Tássio Maia dos Santos, de 41 anos, ex-jogador do Botafogo e do Figueirense, morreu após ser atingido por um muro em Santa Teresa, na região Central do Rio de Janeiro, nesta quarta-feira (29) durante uma tempestade com rajadas de mais de 100 km/h. O desabamento também atingiu um carro e matou mais uma pessoa.
A segunda vítima ainda não foi identificada. Nas redes sociais, o Botafogo divulgou uma nota de pesar lamentando a morte do ex-jogador, que fez parte da equipe em 2015.

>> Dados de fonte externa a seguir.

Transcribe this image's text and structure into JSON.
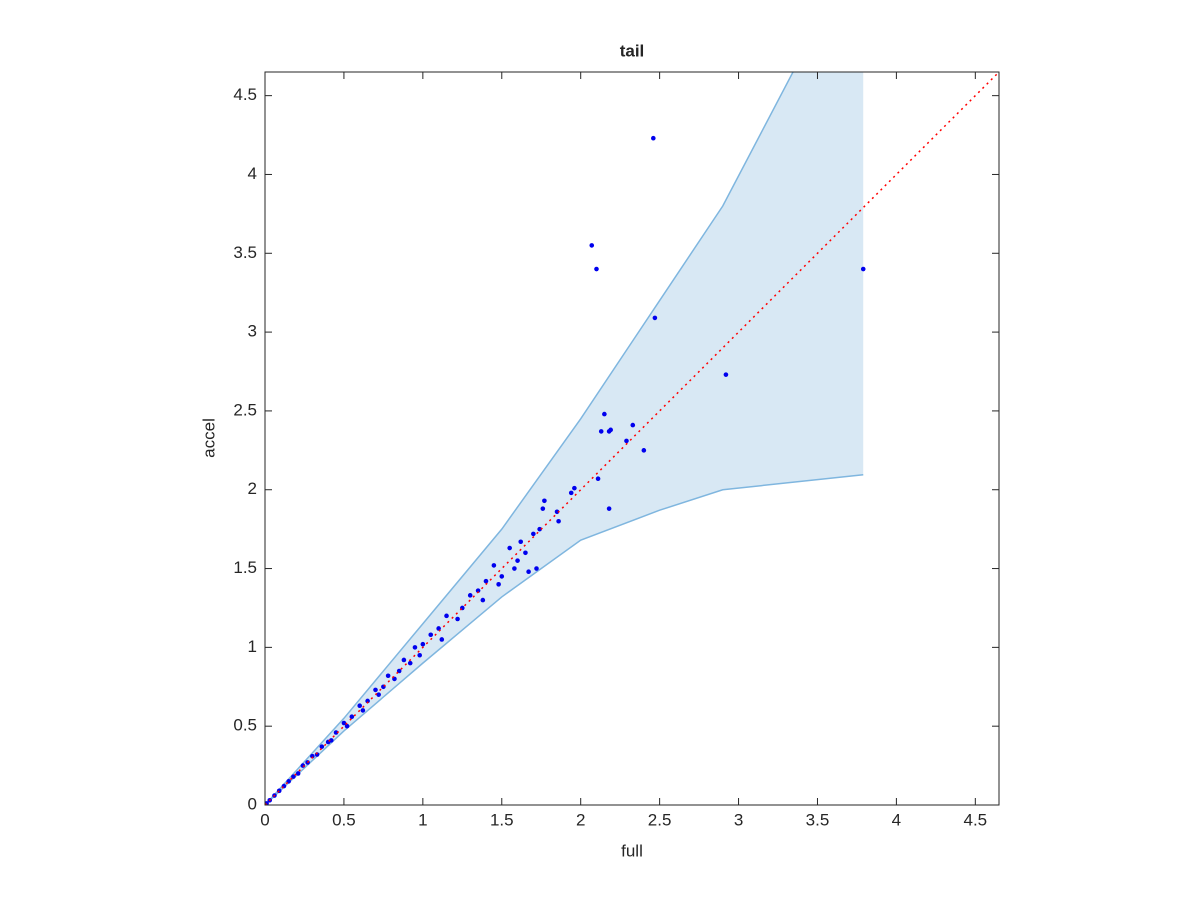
{
  "chart_data": {
    "type": "scatter",
    "title": "tail",
    "xlabel": "full",
    "ylabel": "accel",
    "xlim": [
      0,
      4.65
    ],
    "ylim": [
      0,
      4.65
    ],
    "xticks": [
      0,
      0.5,
      1,
      1.5,
      2,
      2.5,
      3,
      3.5,
      4,
      4.5
    ],
    "yticks": [
      0,
      0.5,
      1,
      1.5,
      2,
      2.5,
      3,
      3.5,
      4,
      4.5
    ],
    "color": "#0000ee",
    "x": [
      2.46,
      2.07,
      2.1,
      2.47,
      3.79,
      2.92,
      2.15,
      2.13,
      2.19,
      2.18,
      2.33,
      2.29,
      2.4,
      2.11,
      2.18,
      1.96,
      1.94,
      1.77,
      1.76,
      1.85,
      1.86,
      1.72,
      1.67,
      1.74,
      1.7,
      1.62,
      1.65,
      1.55,
      1.6,
      1.58,
      1.5,
      1.45,
      1.48,
      1.4,
      1.35,
      1.38,
      1.3,
      1.25,
      1.22,
      1.15,
      1.1,
      1.12,
      1.05,
      1.0,
      0.98,
      0.95,
      0.92,
      0.88,
      0.85,
      0.82,
      0.78,
      0.75,
      0.72,
      0.7,
      0.65,
      0.62,
      0.6,
      0.55,
      0.52,
      0.5,
      0.45,
      0.42,
      0.4,
      0.36,
      0.33,
      0.3,
      0.27,
      0.24,
      0.21,
      0.18,
      0.15,
      0.12,
      0.09,
      0.06,
      0.03,
      0.01
    ],
    "values": [
      4.23,
      3.55,
      3.4,
      3.09,
      3.4,
      2.73,
      2.48,
      2.37,
      2.38,
      2.37,
      2.41,
      2.31,
      2.25,
      2.07,
      1.88,
      2.01,
      1.98,
      1.93,
      1.88,
      1.86,
      1.8,
      1.5,
      1.48,
      1.75,
      1.72,
      1.67,
      1.6,
      1.63,
      1.55,
      1.5,
      1.45,
      1.52,
      1.4,
      1.42,
      1.36,
      1.3,
      1.33,
      1.25,
      1.18,
      1.2,
      1.12,
      1.05,
      1.08,
      1.02,
      0.95,
      1.0,
      0.9,
      0.92,
      0.85,
      0.8,
      0.82,
      0.75,
      0.7,
      0.73,
      0.66,
      0.6,
      0.63,
      0.56,
      0.5,
      0.52,
      0.46,
      0.41,
      0.4,
      0.37,
      0.32,
      0.31,
      0.27,
      0.25,
      0.2,
      0.18,
      0.15,
      0.12,
      0.09,
      0.06,
      0.03,
      0.01
    ],
    "band": {
      "x": [
        0,
        0.5,
        1,
        1.5,
        2,
        2.5,
        2.9,
        3.79
      ],
      "lower": [
        0,
        0.47,
        0.9,
        1.32,
        1.68,
        1.87,
        2.0,
        2.095
      ],
      "upper": [
        0,
        0.55,
        1.15,
        1.75,
        2.45,
        3.2,
        3.8,
        5.5
      ],
      "fill": "#d8e8f4",
      "color": "#7fb6df"
    },
    "reference": {
      "x": [
        0,
        4.65
      ],
      "values": [
        0,
        4.65
      ],
      "color": "#ff0000"
    }
  }
}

“Com imenso pesar, o Botafogo lamenta o falecimento do ex-atleta Tássio Maia dos Santos, que vestiu a nossa camisa no ano de 2015, aos 41 anos. Tássio foi vítima do desabamento de um muro durante a forte ventania que atingiu o Rio de Janeiro, nesta quarta-feira. Neste momento de dor, o Clube presta solidariedade aos familiares, amigos e a todos os que conviveram com Tássio. Descanse em paz”, diz a nota.
Quem era o jogador?
O ex-atacante Tássio Maia dos Santos se aposentou após uma carreira que o levou a participar de 27 clubes. Fora dos campos desde 2019, Tássio acumulou passagens por equipes como Botafogo, Mirassol, Figueirense, Volta Redonda e Bragantino, além do CSKA Sofia, no futebol búlgaro, segundo o g1.
Fora do esporte, o jogador se dedicava à gestão de uma casa de festas em Santa Teresa.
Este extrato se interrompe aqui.